Tommy Shaw: We did. We had a reunion in 1996. Before it was over, we were in federal court and spent a year doing that. I don’t want to have that kind of reunion. We did it. We tried it. We gave it our best and it just didn’t work out. You have to give us credit for trying. But none of us wants to … we’re all happy now. You go to where the happy is.
Melissa Parker (Smashing Interviews Magazine): Any plans for another solo album?
Tommy Shaw: Oh, yeah. I’ve got enough to do an album now. But after working on The Mission for two and a half years plus playing dates, I’m just not ready to take on the commitment of another solo album because then you have to promote it. This album came out of my time with my wife Jeanne.
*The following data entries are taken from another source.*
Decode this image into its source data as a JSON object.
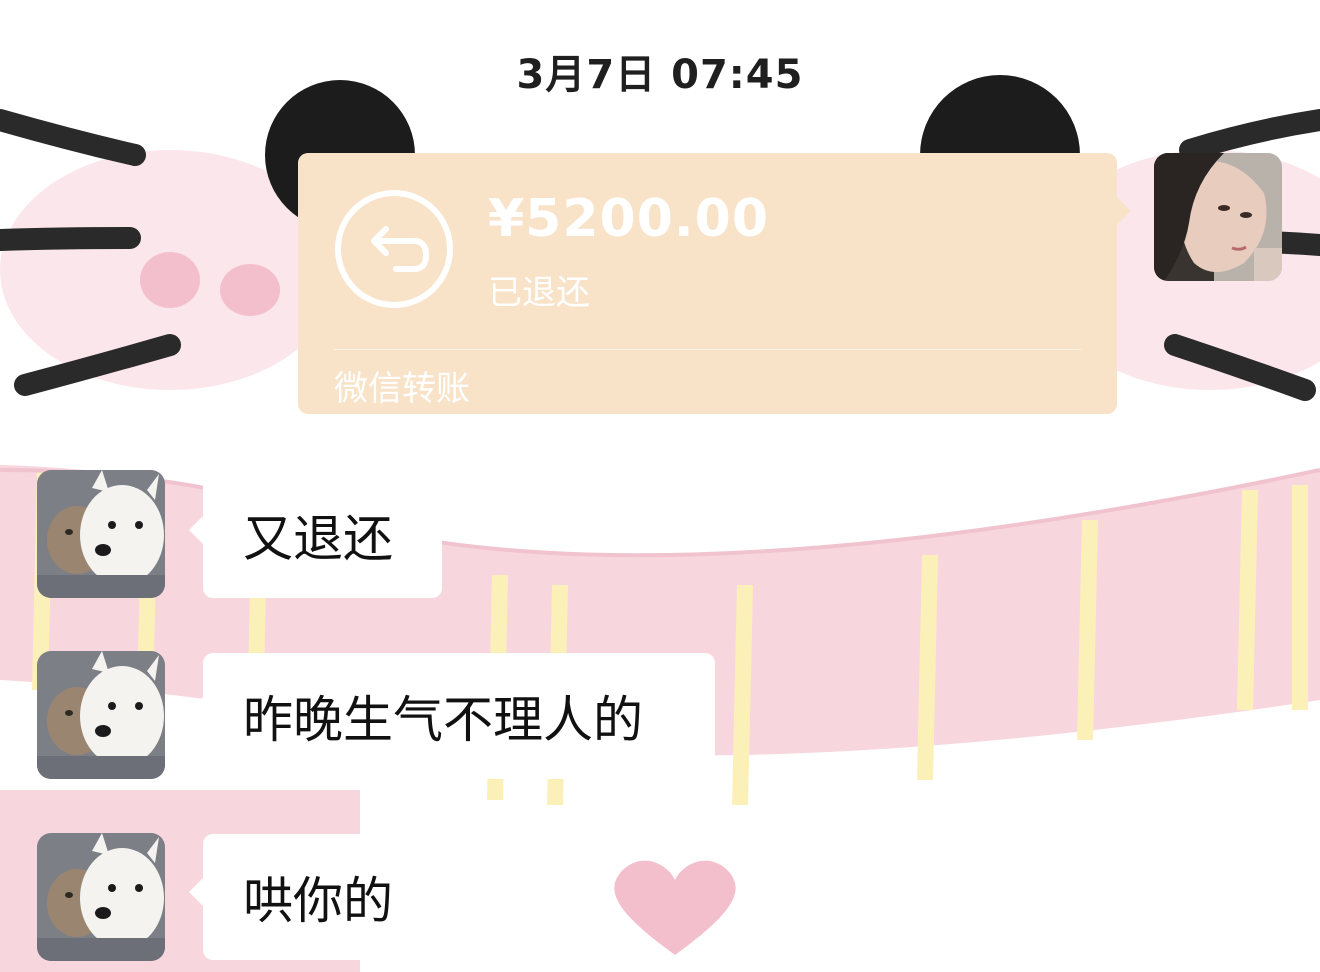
{
  "chat": {
    "timestamp": "3月7日 07:45",
    "transfer": {
      "amount": "¥5200.00",
      "status": "已退还",
      "footer": "微信转账",
      "icon": "return-arrow-icon",
      "card_color": "#f8e3c9"
    },
    "messages": [
      {
        "text": "又退还"
      },
      {
        "text": "昨晚生气不理人的"
      },
      {
        "text": "哄你的"
      }
    ]
  },
  "theme": {
    "background_accent_pink": "#f6c9d4",
    "background_accent_yellow": "#fbf1b8"
  }
}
If there’s a gold album, she’s going to get one because she sacrificed the time that she and I would normally have had when Styx isn’t on the road. We had people at the house in and out and she was a champ. If you look on the “thank you” section on the album, everybody’s thanking Jeanne.
Melissa Parker (Smashing Interviews Magazine): Have you or any of the other guys ever thought of signing up for the actual one-way trip to Mars by the mid-2030s? You now have the music for accompaniment (laughs).
Tommy Shaw: Not really, no. We were even asked to do that Zero-G thing where they lovingly call it the “Vomit Comet.” (laughs) But there was no way everybody was going to sign up for that.
Melissa Parker (Smashing Interviews Magazine): Will Styx be touring just on The Mission album?
Tommy Shaw: Down the road we will. This is the kind of record that’s going to work its way into people’s hearts. After 14 years of not having a new studio album, I think we really need to regain everybody’s trust and faith in us to where they’ll go down and give this record a chance. You heard it. It might be our best album ever.